Let $\mathbb{P}^2$ denote the projective plane.
Given (no need to prove) that $H_1(\mathbb{P}^2) \cong \mathbb{Z}_2$ ,$H_2(\mathbb{P}^2) \cong 0$ and the open Möbius band $M$ is homotopy equivalent to $\mathbb{S}^1$.
a), Show $\mathbb{P}^2$ is not deformable into $M$.
b), Is $\mathbb{P}^2$ deformable into any proper subspace?

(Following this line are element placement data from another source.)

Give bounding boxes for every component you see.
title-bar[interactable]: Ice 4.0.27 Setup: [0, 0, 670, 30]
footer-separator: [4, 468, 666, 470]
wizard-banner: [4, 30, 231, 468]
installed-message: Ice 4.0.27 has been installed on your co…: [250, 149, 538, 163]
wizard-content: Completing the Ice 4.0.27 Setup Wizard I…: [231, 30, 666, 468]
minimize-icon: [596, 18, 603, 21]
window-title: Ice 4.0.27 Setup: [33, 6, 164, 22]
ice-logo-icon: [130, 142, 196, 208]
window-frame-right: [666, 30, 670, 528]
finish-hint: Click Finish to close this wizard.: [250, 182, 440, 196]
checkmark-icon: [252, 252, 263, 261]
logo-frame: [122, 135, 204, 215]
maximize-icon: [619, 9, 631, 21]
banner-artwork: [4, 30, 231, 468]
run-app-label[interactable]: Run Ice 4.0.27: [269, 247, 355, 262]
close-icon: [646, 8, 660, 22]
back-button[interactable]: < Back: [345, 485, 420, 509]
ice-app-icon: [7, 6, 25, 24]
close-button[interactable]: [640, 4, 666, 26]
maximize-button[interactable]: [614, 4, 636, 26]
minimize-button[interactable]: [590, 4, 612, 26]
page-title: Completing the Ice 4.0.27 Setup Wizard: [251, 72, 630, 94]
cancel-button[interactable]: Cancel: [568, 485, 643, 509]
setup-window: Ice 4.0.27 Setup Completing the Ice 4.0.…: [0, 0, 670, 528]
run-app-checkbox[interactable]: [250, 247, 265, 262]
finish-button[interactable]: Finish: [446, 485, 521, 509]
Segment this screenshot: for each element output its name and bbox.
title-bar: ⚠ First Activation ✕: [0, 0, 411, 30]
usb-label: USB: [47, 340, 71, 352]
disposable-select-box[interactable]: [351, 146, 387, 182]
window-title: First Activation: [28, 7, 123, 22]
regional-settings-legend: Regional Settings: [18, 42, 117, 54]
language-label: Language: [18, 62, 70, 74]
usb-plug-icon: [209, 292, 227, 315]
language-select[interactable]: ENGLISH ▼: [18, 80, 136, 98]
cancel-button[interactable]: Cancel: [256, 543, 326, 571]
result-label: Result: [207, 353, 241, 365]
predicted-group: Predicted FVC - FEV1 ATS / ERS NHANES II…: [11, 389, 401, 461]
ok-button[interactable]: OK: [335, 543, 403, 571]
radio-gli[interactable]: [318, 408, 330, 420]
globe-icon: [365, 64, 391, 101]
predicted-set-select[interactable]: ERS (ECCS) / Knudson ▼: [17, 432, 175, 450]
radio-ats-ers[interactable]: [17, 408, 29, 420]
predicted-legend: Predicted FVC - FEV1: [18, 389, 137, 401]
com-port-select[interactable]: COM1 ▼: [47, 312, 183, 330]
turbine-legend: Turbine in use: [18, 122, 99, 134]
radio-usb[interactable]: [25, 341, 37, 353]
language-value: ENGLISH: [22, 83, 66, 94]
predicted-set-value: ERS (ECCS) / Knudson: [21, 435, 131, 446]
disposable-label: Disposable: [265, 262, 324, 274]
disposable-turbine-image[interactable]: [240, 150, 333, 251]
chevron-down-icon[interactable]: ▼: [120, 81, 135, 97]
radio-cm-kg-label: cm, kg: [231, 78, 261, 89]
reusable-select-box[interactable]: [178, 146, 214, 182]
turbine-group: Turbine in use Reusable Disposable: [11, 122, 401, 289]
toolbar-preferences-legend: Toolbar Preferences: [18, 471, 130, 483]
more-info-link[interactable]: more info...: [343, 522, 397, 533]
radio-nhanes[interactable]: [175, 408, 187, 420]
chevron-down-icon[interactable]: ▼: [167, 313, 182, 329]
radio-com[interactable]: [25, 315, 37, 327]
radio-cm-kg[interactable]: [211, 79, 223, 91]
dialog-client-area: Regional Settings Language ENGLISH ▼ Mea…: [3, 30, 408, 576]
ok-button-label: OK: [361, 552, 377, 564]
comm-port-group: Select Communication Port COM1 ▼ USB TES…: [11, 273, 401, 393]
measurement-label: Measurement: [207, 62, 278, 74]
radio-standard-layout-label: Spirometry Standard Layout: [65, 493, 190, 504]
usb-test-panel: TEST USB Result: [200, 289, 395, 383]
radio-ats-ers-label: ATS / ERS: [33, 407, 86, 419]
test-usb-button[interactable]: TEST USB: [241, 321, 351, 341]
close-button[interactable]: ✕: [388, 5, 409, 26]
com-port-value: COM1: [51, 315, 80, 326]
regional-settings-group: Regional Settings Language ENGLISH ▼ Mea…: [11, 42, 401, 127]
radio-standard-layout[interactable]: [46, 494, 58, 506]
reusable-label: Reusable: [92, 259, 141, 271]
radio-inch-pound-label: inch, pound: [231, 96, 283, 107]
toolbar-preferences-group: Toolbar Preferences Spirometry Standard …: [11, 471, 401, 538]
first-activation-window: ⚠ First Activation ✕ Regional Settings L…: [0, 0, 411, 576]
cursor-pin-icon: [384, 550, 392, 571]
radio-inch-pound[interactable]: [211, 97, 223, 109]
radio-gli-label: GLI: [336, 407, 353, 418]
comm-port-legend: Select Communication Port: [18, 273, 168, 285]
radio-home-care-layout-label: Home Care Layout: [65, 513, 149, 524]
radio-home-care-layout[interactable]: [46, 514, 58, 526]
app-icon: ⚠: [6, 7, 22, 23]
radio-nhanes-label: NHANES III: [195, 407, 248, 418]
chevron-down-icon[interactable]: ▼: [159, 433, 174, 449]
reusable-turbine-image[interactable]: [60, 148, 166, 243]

My approach for a): If one assumes $\mathbb{P}^2$ is deformable into $M$, then the short exact sequence $H_2(S^1) \overset{i_{*}} \to H_2(\mathbb{P}^2) \overset{j_{*}} \to H_2(\mathbb{P}^2,S^1) \overset{\partial} \to H_1(S^1)$ has the property that $i_{*}$ is epimorphism, $j_{*}$ is trivial and $\partial$ is monomorphism, moreover one has $H_1(M) \cong H_1(\mathbb{P}^2) \oplus H_2(\mathbb{P}_2,M)$ which is equivalent to $\mathbb{Z} \cong \mathbb{Z}_2 \oplus H_2(\mathbb{P}_2,M)$. My aim for the next step is to show $H_2(\mathbb{P}_2,M)$ has finite order for contradiction to the assumption, is there anyway to achieve this by the exact sequence?